The not-as-good-bits: While Hill stays predominantly on the narrative nonfiction path, she occasionally strays into the inevitable but necessary stats.
When should you read it?: Immediately.
Where’d You Go, Bernadette? by Maria Semple
The good bits: When you’re in the mood for satire, it’s the best – this book delivers. Like all good satires, it finishes with a delightful ‘everything comes together’ scene, but don’t be deceived by the high jinx – there are deeper themes woven into the story, that speak to a person’s dreams and expectations. Also, read it for the exceptionally lovely paragraphs describing Antarctic icebergs.
‘…white, yes, but blue, too, every blue on the colour wheel, deep like a navy blazer, incandescent like a neon sign, royal like a Frenchman’s shirt, powder like Peter Rabbit’s cloth coat, these icy monsters roaming the forbidding black. There was something unspeakably noble about their age, their scale, their lack of consciousness, their right to exist. Every single iceberg filled me with feelings of sadness and wonder.’

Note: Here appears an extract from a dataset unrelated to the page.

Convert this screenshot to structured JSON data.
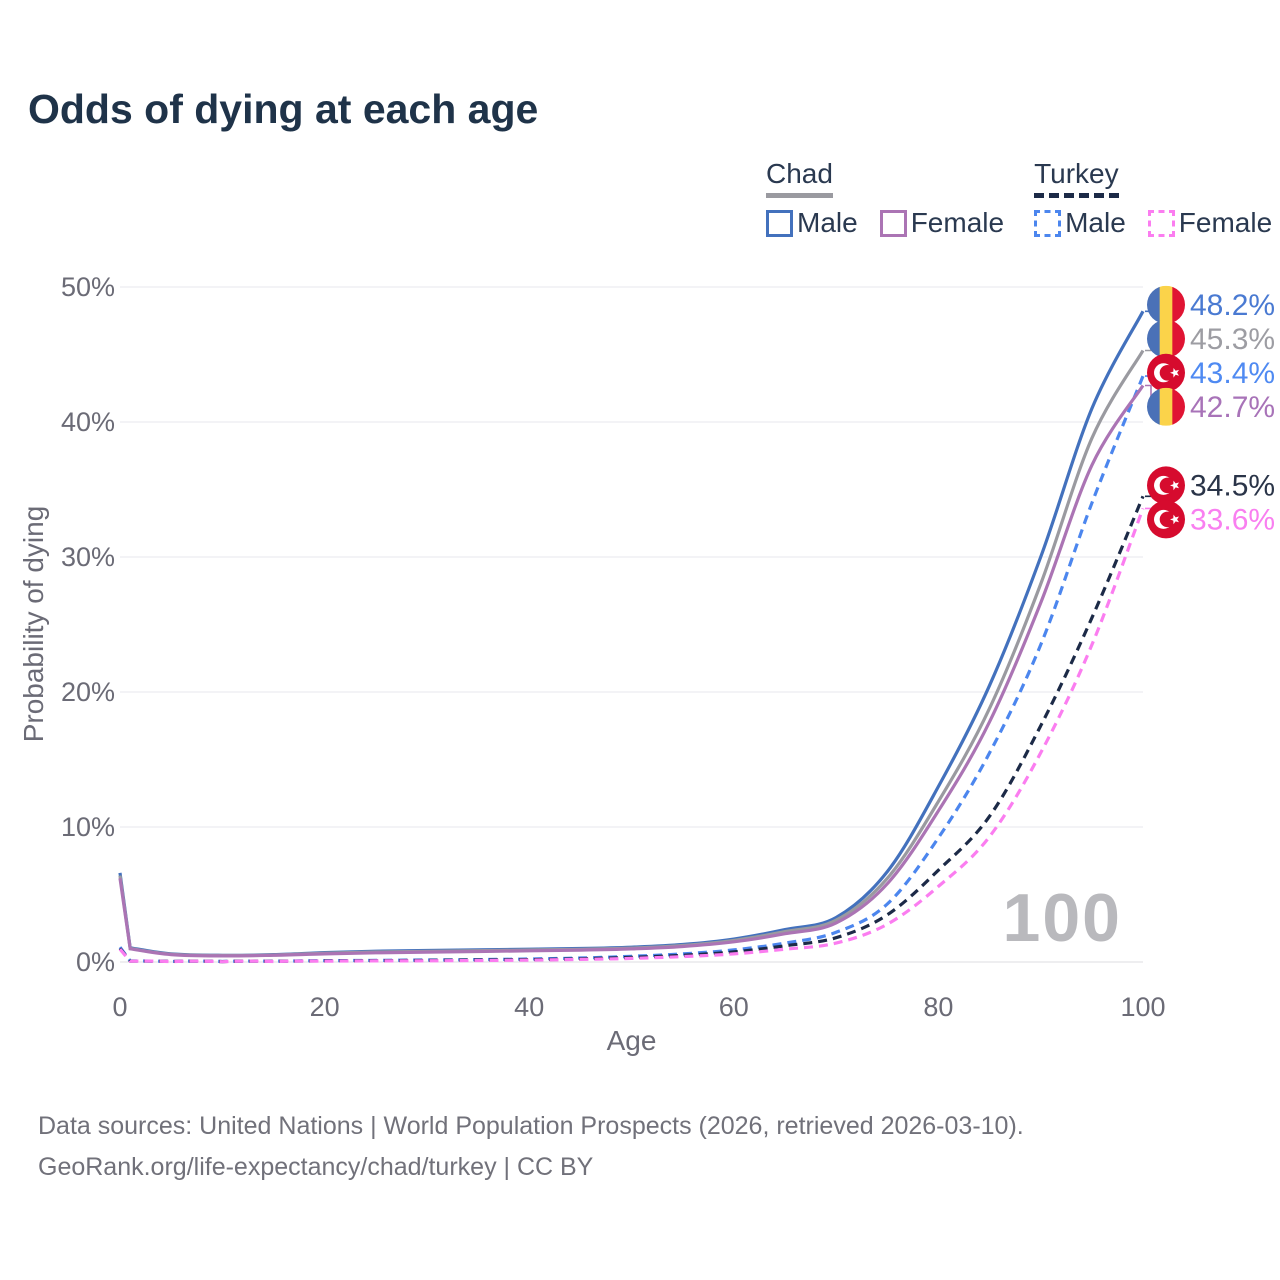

The not-as-good-bits: It did veer toward far-fetched but the craziness is part of the fun (and it will make a great movie).
When should you read it?: If you have an epistolary square to fill on Book Bingo, this is your book.
Unf@*k Your Anger by Faith Harper
The good bits: A clear, comprehensive examination of anger and its context (anger often masks other things happening in a person’s life, such as depression). Harper suggests a range of strategies and exercises for identifying and managing anger.
The not-as-good-bits: I don’t mind sweary books but I hope people aren’t put-off by the title because it really is a neat guide.
When should you read it?: Ever felt road rage? Ever been furious at someone you love? Anger presents in everyone – interesting to know why.